A parlare di grande risultato, anche grazie all’impegno del Presidente della III Commisione della Regione, Andrea Biancani, è la CNA Costruzioni di Pesaro e Urbino. “Si tratta di una bella iniezione di ossigeno per il sistema delle imprese del comparto edilizia ed impiantistica della provincia – dice il responsabile provinciale, Fausto Baldarelli – grazie questa proroga potranno essere avviati una serie di interventi di ampliamento, straordinaria manutenzione, demolizione e ricostruzione sia di edifici civili ma anche di edifici non residenziali”.

 

Le stime fatte dall’Unione costruzioni della CNA di Pesaro e Urbino, riguardano un territorio sul quale insistono almeno 200mila abitazioni di cui oltre la metà costruite prima negli anni Cinquanta-Sessanta, e in alcuni casi senza i necessari criteri costruttivi antisismici.
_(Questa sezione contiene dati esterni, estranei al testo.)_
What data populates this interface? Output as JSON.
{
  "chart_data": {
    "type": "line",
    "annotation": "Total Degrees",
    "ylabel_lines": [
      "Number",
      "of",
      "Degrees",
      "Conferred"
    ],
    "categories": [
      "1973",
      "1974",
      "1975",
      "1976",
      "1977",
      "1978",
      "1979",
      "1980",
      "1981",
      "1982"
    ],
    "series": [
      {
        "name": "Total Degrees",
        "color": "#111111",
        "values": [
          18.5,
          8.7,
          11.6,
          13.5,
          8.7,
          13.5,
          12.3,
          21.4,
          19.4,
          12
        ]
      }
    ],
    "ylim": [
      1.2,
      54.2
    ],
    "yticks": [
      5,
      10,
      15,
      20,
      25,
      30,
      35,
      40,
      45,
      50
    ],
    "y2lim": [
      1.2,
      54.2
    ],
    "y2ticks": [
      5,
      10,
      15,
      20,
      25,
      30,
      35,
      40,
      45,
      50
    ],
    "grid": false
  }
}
Considerando che le imprese del settore sono oltre 6mila, i calcoli della CNA riguardano gli interventi che il Piano casa potrà mettere in moto ed in particolare quelli relativi alla demolizione, ampliamento e ricostruzione di unità abitative e non pari ad una media di 30mila euro a lavoro.

 

“Un’opportunità straordinaria per le nostre imprese – ribadisce Baldarelli – perché darà l’opportunità a tanti proprietari di immobili di poter ampliare (fino ad un massimo del 20% della superficie dell’immobile), o ristrutturare la propria casa”. “Un’opportunità grande per le nostre imprese perché si potranno liberare risorse economiche per dare nuovo slancio ad un comparto fortemente in crisi da anni”.

 

Da non sottovalutare nuove agevolazioni fiscali si può ottenere il rimborso del 65% delle spese che riguardano la riqualificazione energetica degli edifici (infissi, pannelli solari, caldaie, cappotti termici, isolamento solai) e, come detto, l’adeguamento antisismico che arriva ad un 85% delle detrazioni. Si ha diritto al 50% della detrazione Irpef invece sia sulle spese di ristrutturazione edilizia di abitazione e condomini. Inoltre per i condomìni è possibile rateizzare, con un costo aggiuntivo ridotto al minimo, le spese di ristrutturazione delle abitazioni sommando le possibilità date dalla normativa sulle detrazioni fiscali con il finanziamento agevolato di banche convenzionate”.